The medial extended amygdala modulates pheromonal perception, influencing emotional and social behavior. As the amygdala is part of neuronal circuits that are very sensitive to excitability, its neurons are targets of seizures in temporal lobe epilepsy. It has been suggested that the hippocampus is strongly involved this pathology. There is less consistent information, however, on the effects of this disease in the amygdala.
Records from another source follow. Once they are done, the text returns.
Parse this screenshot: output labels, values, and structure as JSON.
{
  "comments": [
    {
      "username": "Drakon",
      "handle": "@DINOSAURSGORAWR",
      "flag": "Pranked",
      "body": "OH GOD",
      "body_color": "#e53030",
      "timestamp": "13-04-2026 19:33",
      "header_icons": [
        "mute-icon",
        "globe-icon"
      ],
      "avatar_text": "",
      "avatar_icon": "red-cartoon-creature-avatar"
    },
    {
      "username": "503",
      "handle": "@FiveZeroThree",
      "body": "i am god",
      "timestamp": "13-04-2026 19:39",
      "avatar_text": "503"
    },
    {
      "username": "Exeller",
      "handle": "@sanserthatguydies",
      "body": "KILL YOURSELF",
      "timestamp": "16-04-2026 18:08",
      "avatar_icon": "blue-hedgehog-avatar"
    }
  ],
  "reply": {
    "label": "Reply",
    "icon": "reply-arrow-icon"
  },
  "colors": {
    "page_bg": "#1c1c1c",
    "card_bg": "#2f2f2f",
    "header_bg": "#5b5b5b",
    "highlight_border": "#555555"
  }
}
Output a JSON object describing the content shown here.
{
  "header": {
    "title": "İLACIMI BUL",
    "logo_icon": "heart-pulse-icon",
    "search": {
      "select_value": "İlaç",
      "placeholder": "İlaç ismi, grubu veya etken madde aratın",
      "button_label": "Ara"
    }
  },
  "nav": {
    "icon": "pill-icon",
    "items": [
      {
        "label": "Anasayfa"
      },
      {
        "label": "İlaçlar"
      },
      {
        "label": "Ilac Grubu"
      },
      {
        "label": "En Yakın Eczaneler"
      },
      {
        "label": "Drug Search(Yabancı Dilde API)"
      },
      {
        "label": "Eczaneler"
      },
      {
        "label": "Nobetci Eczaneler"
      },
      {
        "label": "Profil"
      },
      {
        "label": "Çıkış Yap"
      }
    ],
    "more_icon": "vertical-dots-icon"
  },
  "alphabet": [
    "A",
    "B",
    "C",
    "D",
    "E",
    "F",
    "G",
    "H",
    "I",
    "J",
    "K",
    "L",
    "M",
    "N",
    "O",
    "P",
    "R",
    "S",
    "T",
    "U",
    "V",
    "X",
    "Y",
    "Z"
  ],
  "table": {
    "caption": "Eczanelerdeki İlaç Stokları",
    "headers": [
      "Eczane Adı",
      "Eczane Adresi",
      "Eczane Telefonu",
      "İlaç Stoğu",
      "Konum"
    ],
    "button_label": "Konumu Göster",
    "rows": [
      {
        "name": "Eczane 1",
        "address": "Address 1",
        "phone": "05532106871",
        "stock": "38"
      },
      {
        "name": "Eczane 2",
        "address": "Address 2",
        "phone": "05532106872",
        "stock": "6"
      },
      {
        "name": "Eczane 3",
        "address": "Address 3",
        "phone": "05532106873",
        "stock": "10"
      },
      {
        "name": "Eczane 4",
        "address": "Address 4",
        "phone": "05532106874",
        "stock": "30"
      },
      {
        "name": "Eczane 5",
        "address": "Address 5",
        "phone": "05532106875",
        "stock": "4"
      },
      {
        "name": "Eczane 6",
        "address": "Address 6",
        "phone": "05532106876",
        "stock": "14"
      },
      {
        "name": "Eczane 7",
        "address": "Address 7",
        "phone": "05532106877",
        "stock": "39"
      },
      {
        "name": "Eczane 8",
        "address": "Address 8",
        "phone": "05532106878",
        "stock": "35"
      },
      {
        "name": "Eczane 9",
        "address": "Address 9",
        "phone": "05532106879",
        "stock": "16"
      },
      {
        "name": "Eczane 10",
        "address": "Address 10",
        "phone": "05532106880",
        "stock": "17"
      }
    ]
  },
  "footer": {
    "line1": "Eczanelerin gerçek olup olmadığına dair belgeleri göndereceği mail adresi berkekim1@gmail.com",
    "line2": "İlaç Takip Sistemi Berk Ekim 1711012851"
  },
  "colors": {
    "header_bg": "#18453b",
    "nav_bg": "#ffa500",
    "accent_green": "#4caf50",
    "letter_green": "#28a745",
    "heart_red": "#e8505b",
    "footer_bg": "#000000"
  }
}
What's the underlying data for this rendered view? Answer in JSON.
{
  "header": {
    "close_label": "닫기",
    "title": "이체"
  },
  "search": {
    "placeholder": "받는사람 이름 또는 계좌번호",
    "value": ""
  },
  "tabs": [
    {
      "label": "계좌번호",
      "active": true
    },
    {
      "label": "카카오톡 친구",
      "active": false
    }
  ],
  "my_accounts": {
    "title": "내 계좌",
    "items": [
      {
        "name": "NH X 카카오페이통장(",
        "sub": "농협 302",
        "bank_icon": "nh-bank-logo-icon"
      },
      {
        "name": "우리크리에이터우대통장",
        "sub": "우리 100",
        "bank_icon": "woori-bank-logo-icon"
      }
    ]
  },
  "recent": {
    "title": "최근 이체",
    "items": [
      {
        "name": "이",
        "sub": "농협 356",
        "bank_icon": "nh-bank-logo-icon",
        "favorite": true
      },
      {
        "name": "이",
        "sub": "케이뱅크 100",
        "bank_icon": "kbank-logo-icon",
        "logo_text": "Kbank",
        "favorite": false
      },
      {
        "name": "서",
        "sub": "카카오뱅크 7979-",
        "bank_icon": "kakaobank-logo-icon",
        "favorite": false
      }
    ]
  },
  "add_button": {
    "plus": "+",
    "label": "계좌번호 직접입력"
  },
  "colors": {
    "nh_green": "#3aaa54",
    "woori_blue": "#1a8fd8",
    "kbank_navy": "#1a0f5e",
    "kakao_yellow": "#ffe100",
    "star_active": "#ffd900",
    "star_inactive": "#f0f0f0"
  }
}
The effects of status epilepticus on the medial extended amygdala were analyzed by immunohistochemistry for neural stress and by the amino-cupric-silver technique for neuronal death in rats after kainic acid (KA) administration. Sixty adult Wistar male rats were used. Thirty animals received an injection of KA, and 30 were injected with saline. After 2, 4, 12, 24 and 48 h survival the brains were stained for Fos and FosB and for neuronal death.In the present study we show that KA induces Fos and FosB expression in neurons of the medial extended amygdala after 2, 4–48 h, with time courses that are different between them and from control animals. While Fos-IR peaks at 2–4 h post KA and then decreases, FosB-IR increases in the same period reaching its highest expression at 24–48 h. Moreover, KA injection produced massive neuronal death with a peak at 24 h. This neurodegeneration paralleled FosB-IR protein expression.These findings show that KA produces neuronal stress and activation of early genes and neuronal death in the medial extended amygdala, demonstrating the vulnerability of its neurons to the epileptogenic effects of KA.